La première scène de la série donne le ton : on y découvre Elena en train de regarder sa maison brûler. La découverte de l’identité de la personne à l’origine de l’incendie devient alors le fil rouge de la série. Le mystère se lève peu à peu au fil des huit épisodes et le calme apparent de ce quartier aisé se fissure à mesure que les non-dits et rancœurs s’accumulent.

Mères imparfaites

Si Little Fires Everywhere se présente avant tout comme un thriller haletant, c’est bien la relation électrique entre ses deux premiers rôles féminins qui tient le plus en haleine et captive. Dès le départ, Mia et Elena sont présentées comme deux femmes à l’opposé l’une de l’autre. Au-delà de leurs personnalités, c’est leurs conceptions même de la maternité qui s’affrontent.

Elena semble s’épanouir dans sa routine très convenue où rien ne dépasse et tout se déroule comme elle le prévoit. Cette mère tentaculaire, maîtresse du temps et de l’emploi du temps de l’ensemble de la famille, incarne le concept même de la charge mentale. Au milieu de ce quotidien bien pensé, seule Izzy, la benjamine, échappe au contrôle et au perfectionnisme d’Elena. La petite dernière entend mener sa propre existence, loin des diktats de sa mère.

© Hulu / Amazon Prime Video

Le bonheur simulé de la famille d’Elena est bousculé par l’arrivée de Mia et de sa fille, Pearl. Toutes deux s’installent dans le quartier après une vie sur la route faite de débrouille et de galère. Mia, mère indépendante et protectrice, ne supporte pas le rapprochement progressif de sa fille et de la famille d’Elena. Elle accepte, à contre-cœur, un emploi chez les Richardson afin de gagner un peu plus d’argent mais aussi et surtout de garder un œil sur Pearl. Les convictions de Mia, femme noire et féministe, se heurtent alors au racisme ordinaire ambiant d’Elena et de ses amis mondains, embrasant un peu plus les liens qui unissent les deux femmes.

Persuadée de bien faire, Elena enchaîne les maladresses en témoignant une générosité excessive envers Pearl et Mia et en s’immisçant entre la mère et la fille. Les rapports entre les deux femmes s’enveniment à mesure que les épisodes défilent et que les secrets éclatent.
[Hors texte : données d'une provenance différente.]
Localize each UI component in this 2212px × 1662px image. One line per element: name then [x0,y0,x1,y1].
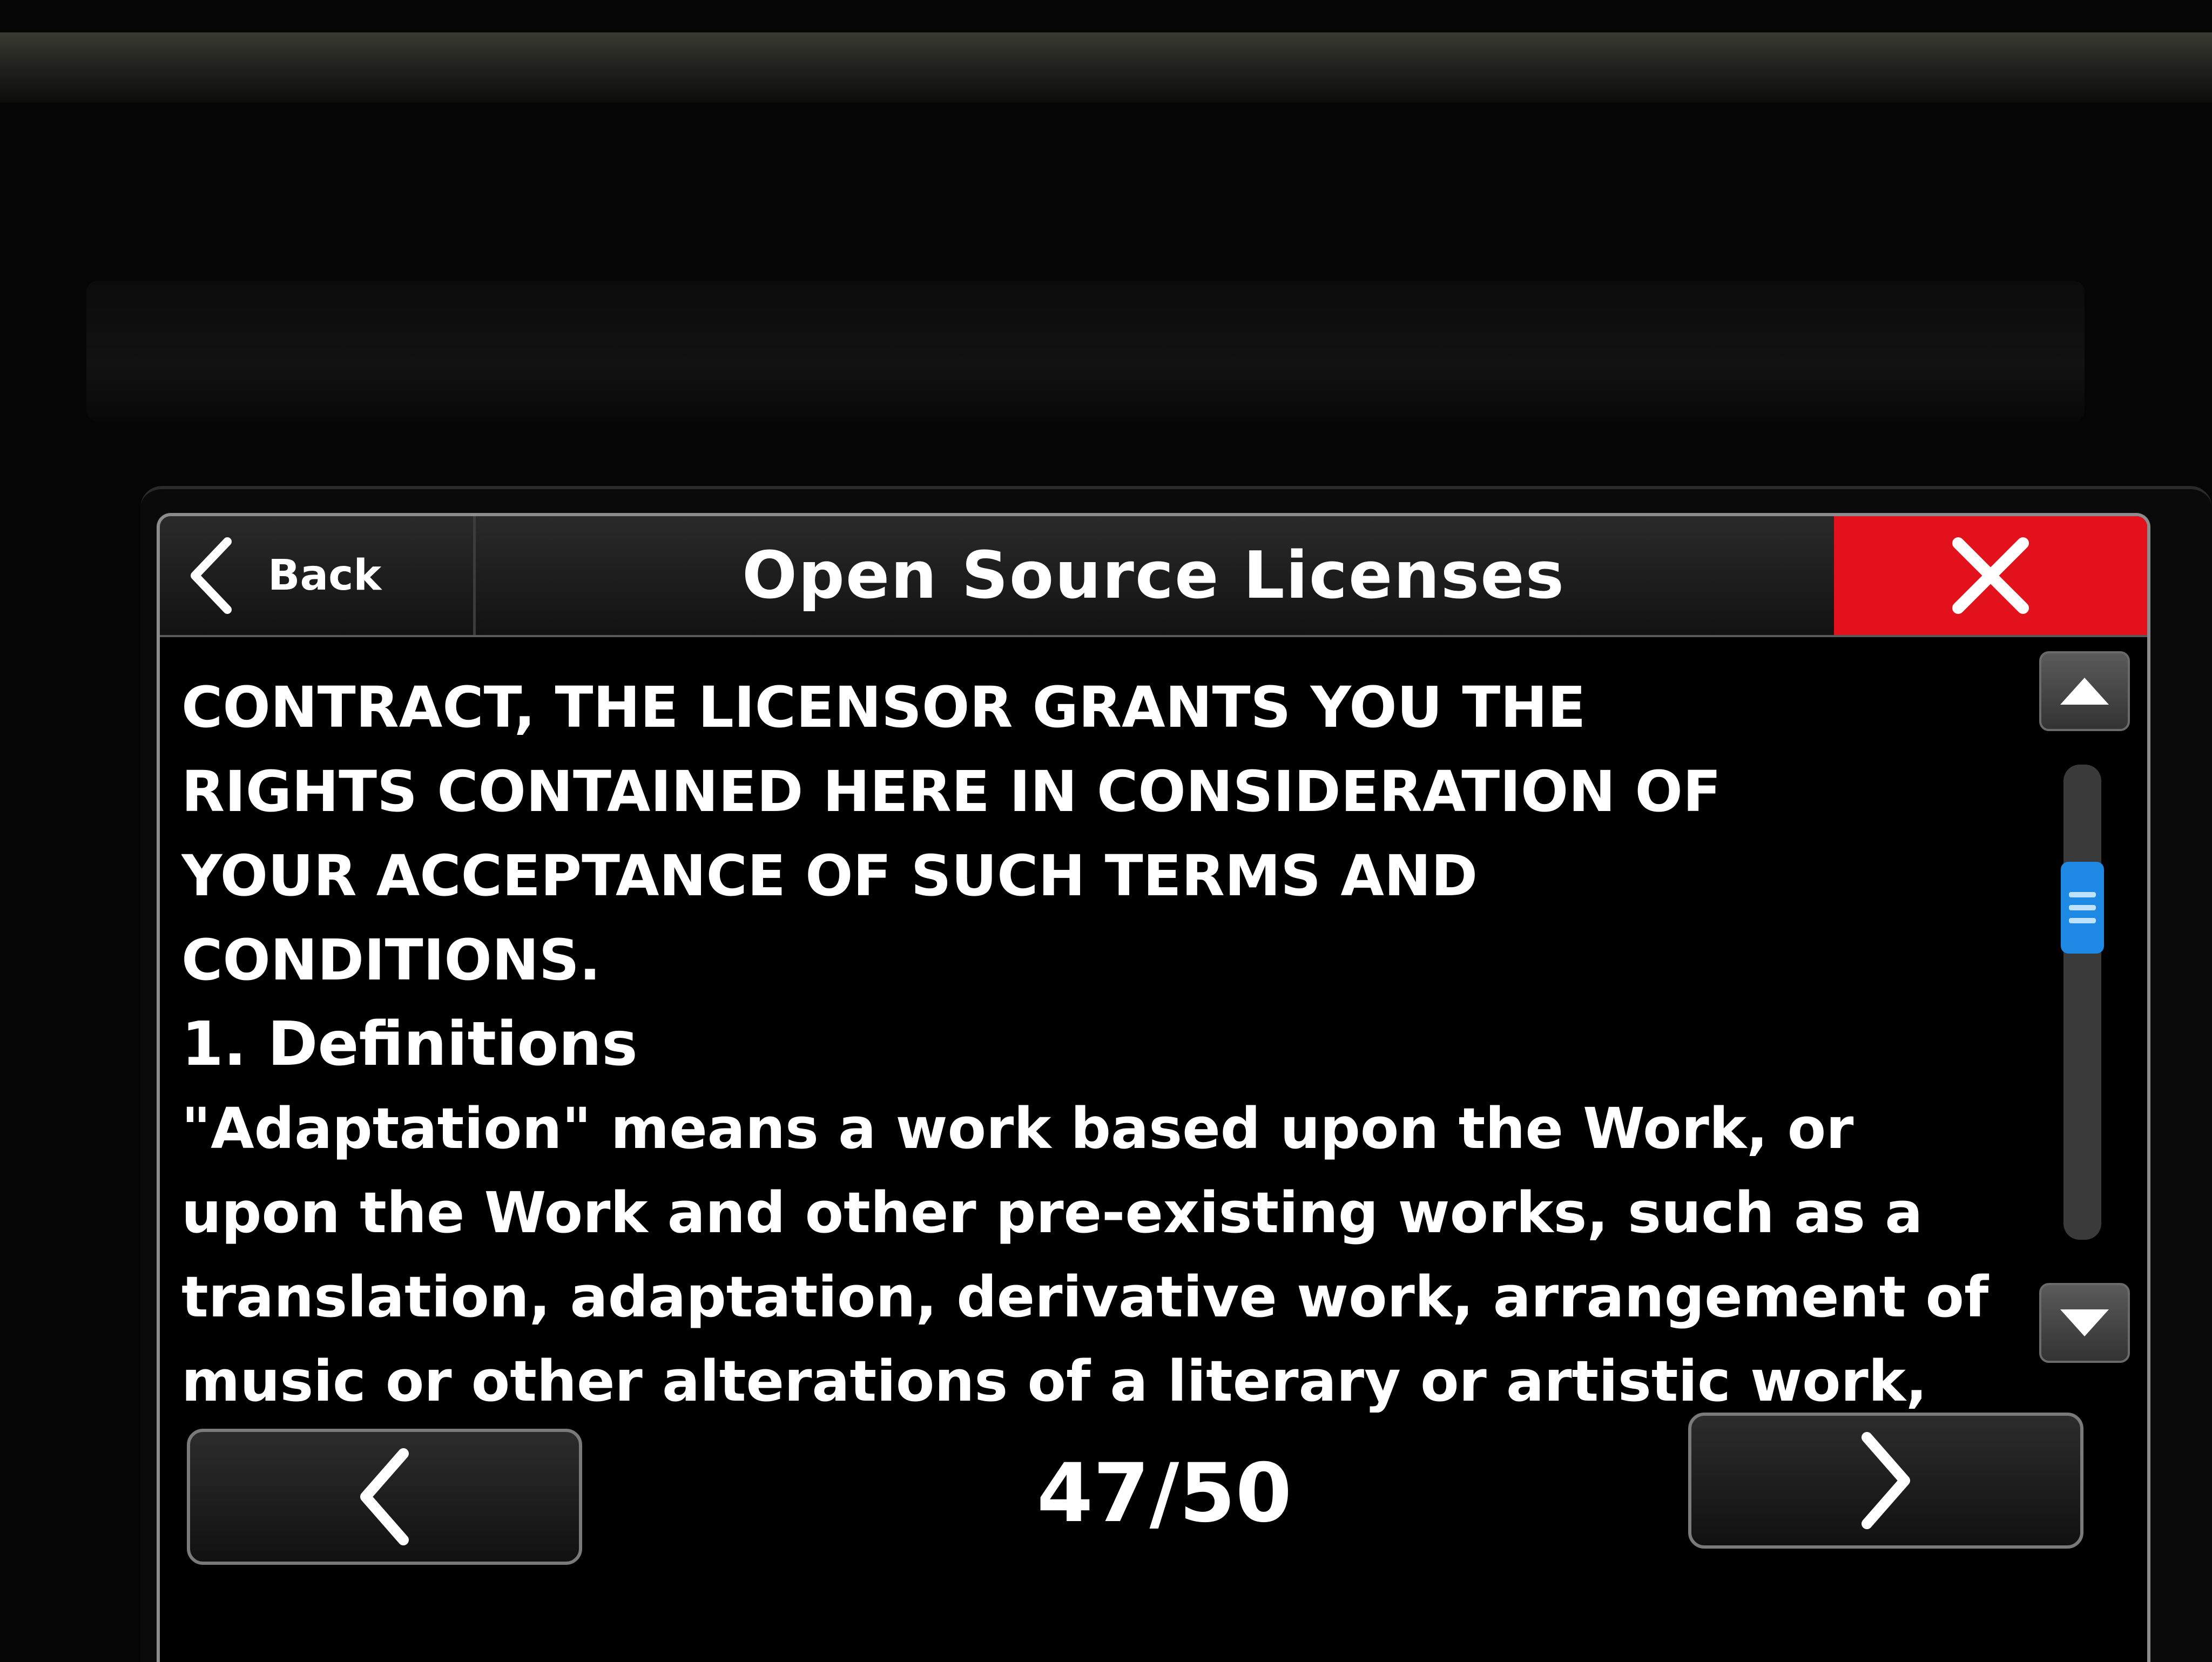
license-text-area: EXTENT THIS LICENSE MAY BE CONSIDERED TO… [181,646,2028,1413]
license-line: translation, adaptation, derivative work… [181,1264,1989,1330]
previous-page-button[interactable] [187,1429,582,1565]
back-button[interactable]: Back [160,516,476,635]
scrollbar-track[interactable] [2063,765,2101,1240]
dashboard-recess [86,281,2085,421]
header-bar: Back Open Source Licenses [160,516,2147,637]
triangle-up-icon [2060,678,2109,705]
license-line: music or other alterations of a literary… [181,1348,1927,1413]
close-icon [1952,537,2029,614]
scroll-down-button[interactable] [2039,1283,2130,1363]
license-line: YOUR ACCEPTANCE OF SUCH TERMS AND [181,843,1478,909]
license-line: CONDITIONS. [181,927,601,993]
license-line: CONTRACT, THE LICENSOR GRANTS YOU THE [181,674,1586,740]
infotainment-screen: Back Open Source Licenses EXTENT THIS LI… [157,513,2150,1662]
section-heading: 1. Definitions [181,1009,638,1079]
next-page-button[interactable] [1688,1413,2083,1549]
license-line: upon the Work and other pre-existing wor… [181,1180,1923,1246]
scrollbar-thumb[interactable] [2061,862,2104,954]
license-line: RIGHTS CONTAINED HERE IN CONSIDERATION O… [181,759,1722,825]
triangle-down-icon [2060,1309,2109,1336]
dashboard-trim [0,32,2212,103]
grip-line [2069,918,2096,923]
grip-line [2069,905,2096,910]
chevron-left-icon [191,537,232,614]
page-title: Open Source Licenses [741,538,1566,613]
license-line: "Adaptation" means a work based upon the… [181,1096,1854,1161]
scroll-up-button[interactable] [2039,651,2130,731]
close-button[interactable] [1834,516,2147,635]
license-line: EXTENT THIS LICENSE MAY BE CONSIDERED TO… [181,646,2028,665]
chevron-right-icon [1862,1432,1910,1529]
page-counter: 47/50 [1036,1447,1292,1541]
back-label: Back [268,551,382,600]
grip-line [2069,892,2096,897]
chevron-left-icon [360,1448,409,1545]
Les performances de Reese Witherspoon et Kerry Washington atteignent leur paroxysme lors des scènes de confrontations entre leurs personnages. Tantôt glaçantes, tantôt agaçantes ou attachantes, Mia et Elena se méprisent autant qu’elles se fascinent.

© Hulu / Amazon Prime Video

Le rythme entraînant et l’atmosphère intrigante de la série font rapidement oublier clichés et facilités scénaristiques. La force de cette adaptation, qui manque parfois de subtilité, réside bien dans la qualité du casting et l’humanité des différents personnages. Adultes comme ados parcourent avec réalisme différentes émotions – amour, jalousie, colère ou encore égoïsme – les rendant tour à tour sympathiques et détestables. Ce large spectre de comportements contribue à équilibrer le récit tout en offrant aux acteurs et actrices la possibilité de (dé)montrer l’entièreté de leur talent.

Bien qu’imparfaite, Little Fires Everywhere prend son temps pour dévoiler les histoires intimes de ces deux familles. Sur fond d’inégalités sociales et de racisme, la série de Hulu soulève de nombreuses questions sur l’essence même de ce qu’être une famille signifie et représente. Des questions complexes auxquelles elle ne prétend pas apporter de réponses.